How could three employees with glowing performance appraisals be laid off by the institutions that once seemed to value them? Of course, one possibility is that the recent financial crisis required all of these institutions to make hard choices among many valued employees. It's also possible that the three women's performance deteriorated in the time after their last favorable review. Two of the three employers have publicly claimed that their decisions were justified. Merrill Lynch has said that Bostjancic's manager treated her appropriately after her maternity leave; Bank of Tokyo says it fully investigated Best's complaints and found that management had made appropriate decisions, given her level of responsibility.

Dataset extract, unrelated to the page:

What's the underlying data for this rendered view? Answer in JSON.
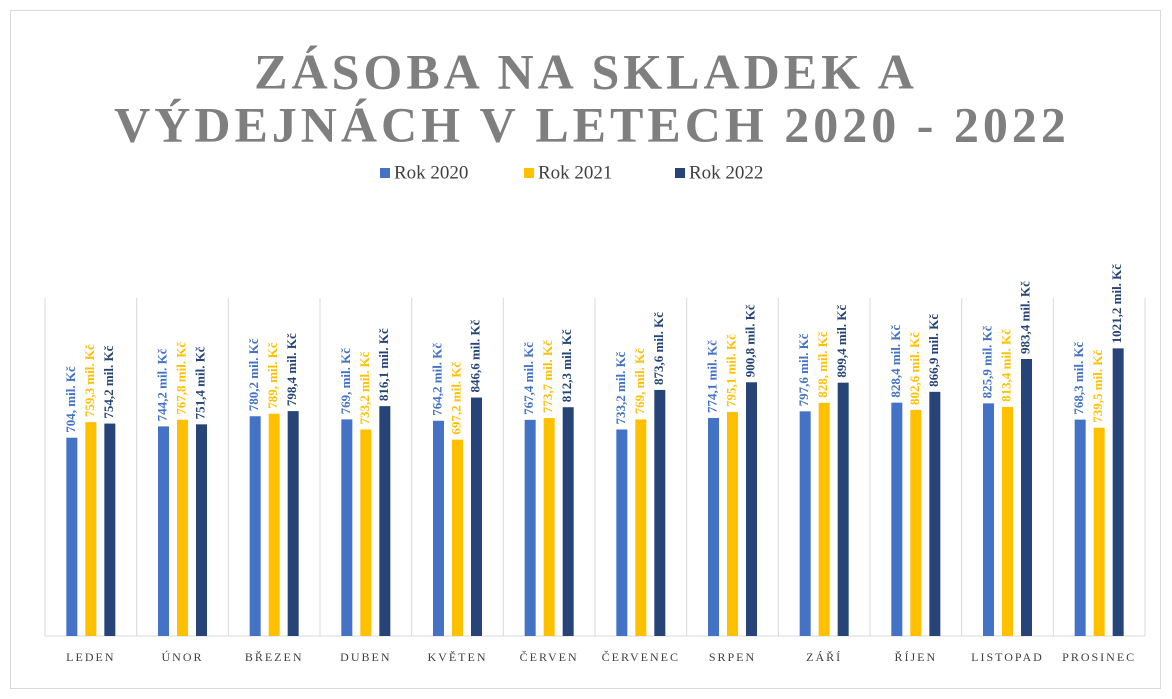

Whether or not these decisions were justified, they have proved costly in terms of negative publicity and legal actions. Bostjancic filed a discrimination lawsuit, which is ongoing as of this writing. Li filed a discrimination lawsuit against Citigroup, which was settled to avoid further expense. Best is part of a class-action lawsuit filed against Bank of Tokyo. Meanwhile, among the hundreds of thousands of financial-industry jobs lost in the financial crisis, almost three-quarters of the layoffs have involved women. Notable examples include Zoe Cruz, who had been co-president at Morgan Stanley, and Erin Callan, formerly chief financial officer at Lehman Brothers. The impact is especially dramatic in top-level jobs, where women were already scarce. In one recent survey of executives across industries, 19 percent of women said they'd been laid off in the past two years, compared with 6 percent of male executives.

SOURCES: Anita Raghavan, "Terminated: Why the Women of Wall Street Are Disappearing," Forbes, March 16, 2009, Business & Company Resource Center, https://galenet.galegroup.com ; Alan Kline and Rebecca Sausner, "Taking Charge in Turbulent Times," US Banker, October 1, 2009, Business & Company Resource Center, https://galenet.galegroup.com ; and Geraldine Fabrikant, "Bank of America Hires Former Top Citigroup Executive," The New York Times, August 4, 2009, Business & Company Resource Center, https://galenet.galegroup.com .

Questions:

Q1. Which purposes of performance management did the appraisals described in this case fulfill? Which purposes did they not fulfill?

Q2. How can managers and HR departments minimize the likelihood of disputes arising over whether employees are continuing to perform at the same level?

Q3. If you had been in the HR departments of the companies described in this case, and the employees had come to you with their concerns, what would you have done in each situation?